All three reasons have enticed him to serve—unpaid, with no perks, no Super Bowl tickets, and no chance to mingle with football legends—as chair of this NFL subcommittee, which is part of a larger committee established by NFL Commissioner Roger Goodell to study head and spine injuries in football players. Harbaugh’s group is charged with developing a comprehensive database that will gather and analyze information over time to help determine what factors lead to acute and delayed neurological injuries in NFL players.
Why do some players who sustain repeated concussions live to age 80 and never have neurological problems, while other players with less documented episodes of head injury develop dementia symptoms by age 40? What factors put someone at high or low risk? Which blows are the most dangerous? What’s the contribution to the level of risk between practices versus actual game play?
Harbaugh hopes that answers to all these questions—and many more—can help make the sport safer for professional and amateur players alike.
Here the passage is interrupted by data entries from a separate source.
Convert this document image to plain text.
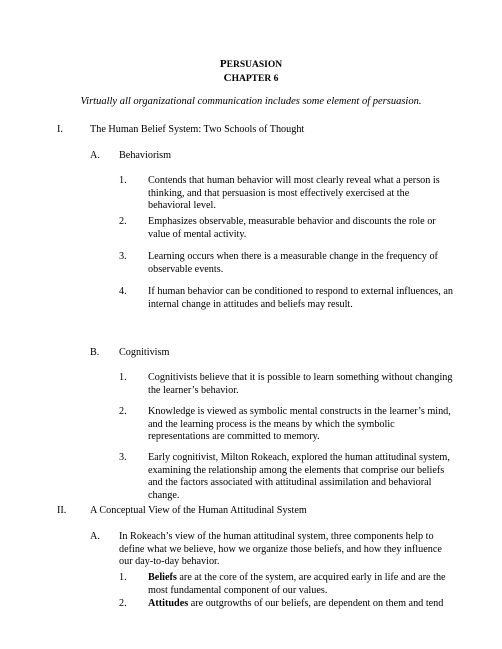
PERSUASION
CHAPTER 6
Virtually all organizational communication includes some element of persuasion.
I.	The Human Belief System: Two Schools of Thought
A. Behaviorism
1. Contends that human behavior will most clearly reveal what a person is
thinking, and that persuasion is most effectively exercised at the
behavioral level.
2. Emphasizes observable, measurable behavior and discounts the role or
value of mental activity.
3. Learning occurs when there is a measurable change in the frequency of
observable events.
4. If human behavior can be conditioned to respond to external influences, an
internal change in attitudes and beliefs may result.
B. Cognitivism
1. Cognitivists believe that it is possible to learn something without changing
the learner’s behavior.
2. Knowledge is viewed as symbolic mental constructs in the learner’s mind,
and the learning process is the means by which the symbolic
representations are committed to memory.
3. Early cognitivist, Milton Rokeach, explored the human attitudinal system,
examining the relationship among the elements that comprise our beliefs
and the factors associated with attitudinal assimilation and behavioral
change.
II. A Conceptual View of the Human Attitudinal System
A. In Rokeach’s view of the human attitudinal system, three components help to
define what we believe, how we organize those beliefs, and how they influence
our day-to-day behavior.
1. Beliefs are at the core of the system, are acquired early in life and are the
most fundamental component of our values.
2. Attitudes are outgrowths of our beliefs, are dependent on them and tend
He and his subcommittee members—composed of medical experts in head injury and data analysis, along with NFL Players Association representatives and retired NFL players—are working together to determine exactly what data is needed and how it will be collected. “We need the perspective of players and the Players Association,” says Harbaugh. “From a scientific point of view, I feel pretty comfortable about what kind of data we need to collect. But we have to remember that this data is protected health information. In this case, the players are our patients. We need to do this in a way that players feel comfortable with the collection and how data is handled.”
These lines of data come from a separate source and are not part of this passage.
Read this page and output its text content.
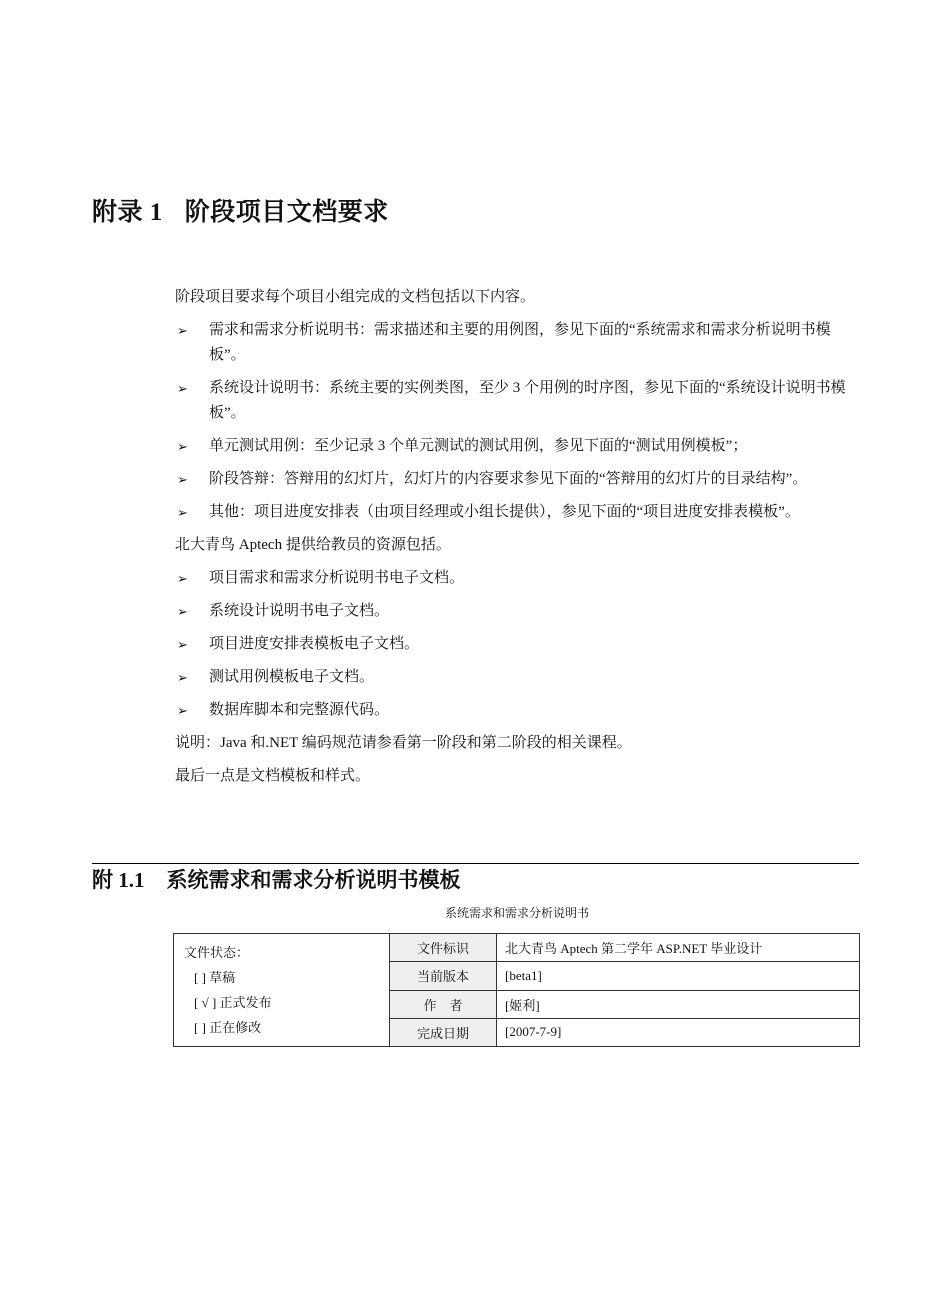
附录 1 阶段项目文档要求

阶段项目要求每个项目小组完成的文档包括以下内容。

➢ 需求和需求分析说明书：需求描述和主要的用例图，参见下面的“系统需求和需求分析说明书模板”。
➢ 系统设计说明书：系统主要的实例类图，至少 3 个用例的时序图，参见下面的“系统设计说明书模板”。
➢ 单元测试用例：至少记录 3 个单元测试的测试用例，参见下面的“测试用例模板”；
➢ 阶段答辩：答辩用的幻灯片，幻灯片的内容要求参见下面的“答辩用的幻灯片的目录结构”。
➢ 其他：项目进度安排表（由项目经理或小组长提供），参见下面的“项目进度安排表模板”。

北大青鸟 Aptech 提供给教员的资源包括。

➢ 项目需求和需求分析说明书电子文档。
➢ 系统设计说明书电子文档。
➢ 项目进度安排表模板电子文档。
➢ 测试用例模板电子文档。
➢ 数据库脚本和完整源代码。

说明：Java 和.NET 编码规范请参看第一阶段和第二阶段的相关课程。

最后一点是文档模板和样式。

附 1.1 系统需求和需求分析说明书模板
系统需求和需求分析说明书
文件状态：
[ ] 草稿
[ √ ] 正式发布
[ ] 正在修改	文件标识	北大青鸟 Aptech 第二学年 ASP.NET 毕业设计
	当前版本	[beta1]
	作　者	[姬利]
	完成日期	[2007-7-9]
“They need assurance that if they participate in this prospective study, it won’t jeopardize their playing careers.” As discussions have unfolded enters the league would undergo a comprehensive process that includes baseline neuropsychological testing, MRI imaging of the brain, a neurological examination and a detailed medical history.
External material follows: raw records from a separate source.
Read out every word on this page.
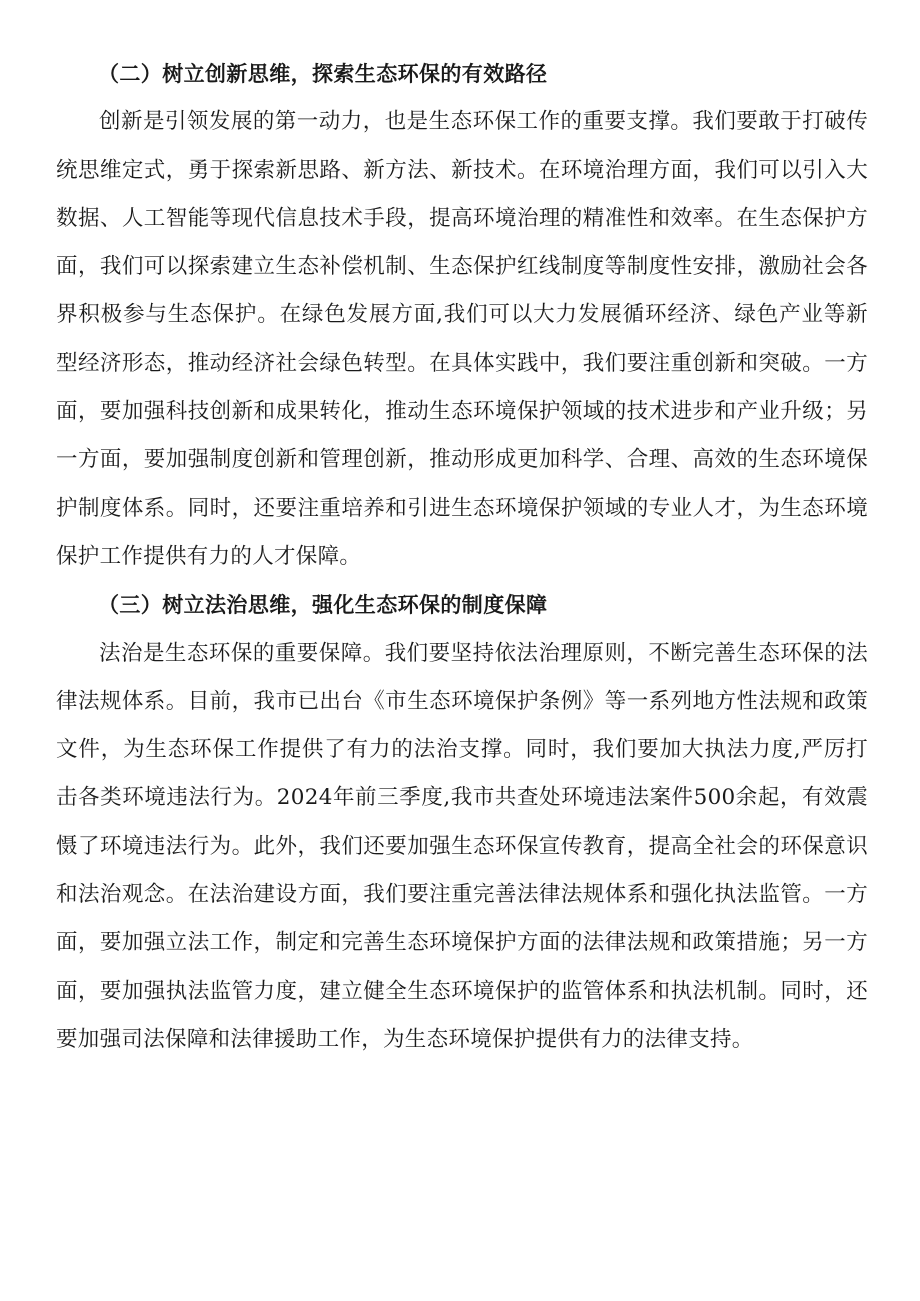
（二）树立创新思维，探索生态环保的有效路径

创新是引领发展的第一动力，也是生态环保工作的重要支撑。我们要敢于打破传统思维定式，勇于探索新思路、新方法、新技术。在环境治理方面，我们可以引入大数据、人工智能等现代信息技术手段，提高环境治理的精准性和效率。在生态保护方面，我们可以探索建立生态补偿机制、生态保护红线制度等制度性安排，激励社会各界积极参与生态保护。在绿色发展方面,我们可以大力发展循环经济、绿色产业等新型经济形态，推动经济社会绿色转型。在具体实践中，我们要注重创新和突破。一方面，要加强科技创新和成果转化，推动生态环境保护领域的技术进步和产业升级；另一方面，要加强制度创新和管理创新，推动形成更加科学、合理、高效的生态环境保护制度体系。同时，还要注重培养和引进生态环境保护领域的专业人才，为生态环境保护工作提供有力的人才保障。

（三）树立法治思维，强化生态环保的制度保障

法治是生态环保的重要保障。我们要坚持依法治理原则，不断完善生态环保的法律法规体系。目前，我市已出台《市生态环境保护条例》等一系列地方性法规和政策文件，为生态环保工作提供了有力的法治支撑。同时，我们要加大执法力度,严厉打击各类环境违法行为。2024年前三季度,我市共查处环境违法案件500余起，有效震慑了环境违法行为。此外，我们还要加强生态环保宣传教育，提高全社会的环保意识和法治观念。在法治建设方面，我们要注重完善法律法规体系和强化执法监管。一方面，要加强立法工作，制定和完善生态环境保护方面的法律法规和政策措施；另一方面，要加强执法监管力度，建立健全生态环境保护的监管体系和执法机制。同时，还要加强司法保障和法律援助工作，为生态环境保护提供有力的法律支持。
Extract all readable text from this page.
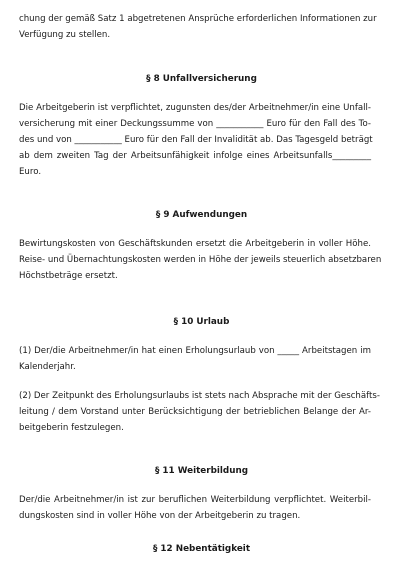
chung der gemäß Satz 1 abgetretenen Ansprüche erforderlichen Informationen zur
Verfügung zu stellen.
§ 8 Unfallversicherung
Die Arbeitgeberin ist verpflichtet, zugunsten des/der Arbeitnehmer/in eine Unfall-
versicherung mit einer Deckungssumme von ___________ Euro für den Fall des To-
des und von ___________ Euro für den Fall der Invalidität ab. Das Tagesgeld beträgt
ab dem zweiten Tag der Arbeitsunfähigkeit infolge eines Arbeitsunfalls_________
Euro.
§ 9 Aufwendungen
Bewirtungskosten von Geschäftskunden ersetzt die Arbeitgeberin in voller Höhe.
Reise- und Übernachtungskosten werden in Höhe der jeweils steuerlich absetzbaren
Höchstbeträge ersetzt.
§ 10 Urlaub
(1) Der/die Arbeitnehmer/in hat einen Erholungsurlaub von _____ Arbeitstagen im
Kalenderjahr.
(2) Der Zeitpunkt des Erholungsurlaubs ist stets nach Absprache mit der Geschäfts-
leitung / dem Vorstand unter Berücksichtigung der betrieblichen Belange der Ar-
beitgeberin festzulegen.
§ 11 Weiterbildung
Der/die Arbeitnehmer/in ist zur beruflichen Weiterbildung verpflichtet. Weiterbil-
dungskosten sind in voller Höhe von der Arbeitgeberin zu tragen.
§ 12 Nebentätigkeit
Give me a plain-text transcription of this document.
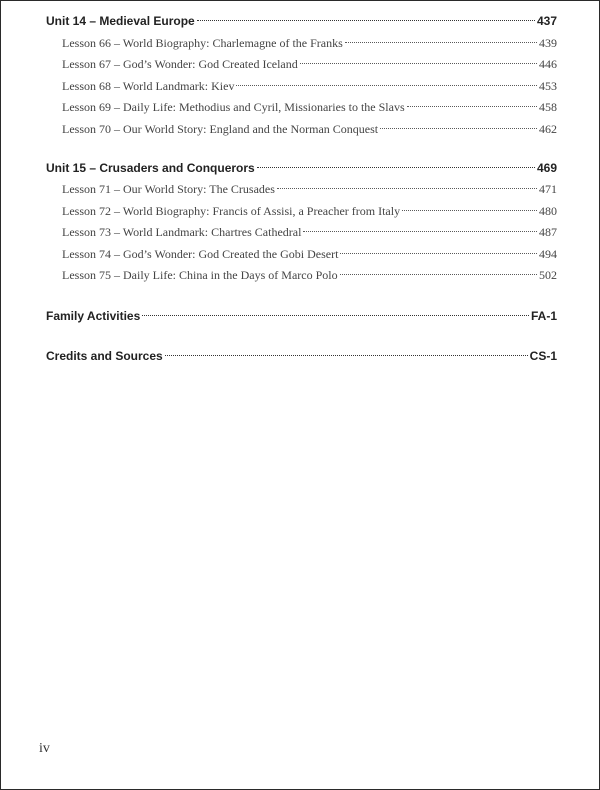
Unit 14 – Medieval Europe	437
Lesson 66 – World Biography: Charlemagne of the Franks	439
Lesson 67 – God’s Wonder: God Created Iceland	446
Lesson 68 – World Landmark: Kiev	453
Lesson 69 – Daily Life: Methodius and Cyril, Missionaries to the Slavs	458
Lesson 70 – Our World Story: England and the Norman Conquest	462
Unit 15 – Crusaders and Conquerors	469
Lesson 71 – Our World Story: The Crusades	471
Lesson 72 – World Biography: Francis of Assisi, a Preacher from Italy	480
Lesson 73 – World Landmark: Chartres Cathedral	487
Lesson 74 – God’s Wonder: God Created the Gobi Desert	494
Lesson 75 – Daily Life: China in the Days of Marco Polo	502
Family Activities	FA-1
Credits and Sources	CS-1
iv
Players may also be asked to provide tissue and blood samples, though no genetic profiling would be conducted until a player completes his career. Current NFL players would also be tested and entered into this extensive baseline study. “There are additional things we’d like to do,” says Harbaugh. Negotiations include the use of accelerometers—special devices imbedded in the helmet that can track the magnitude and types of blow to the head. This information can be coupled with film footage, as every single practice and game is filmed by the NFL. “Game exposure is a tiny fraction of the time that players are actually exposed to head injury,” says Harbaugh. “Much contact comes during the hours of practice, especially during football season.”
With such a rich collection of material, researchers could analyze data and seek patterns that may predict long-term problems. “It’s more than just blows to the head,” said Harbaugh. “This will help us sort out other factors and help us determine exactly what puts someone at high or low risk for acute or delayed neurological injury. “It will help us look at how we design protective equipment, tell us which blows are the most dangerous, and tell us what percentage of risk is generated from practice versus actual game play.”
It will take years to develop and see results from this database, but it is a critically important step in the right direction. In the past, for instance, football players learned to “tough it out.” A head injury wasn’t considered a concussion unless a player lost consciousness. Often, they were sent right back into a game.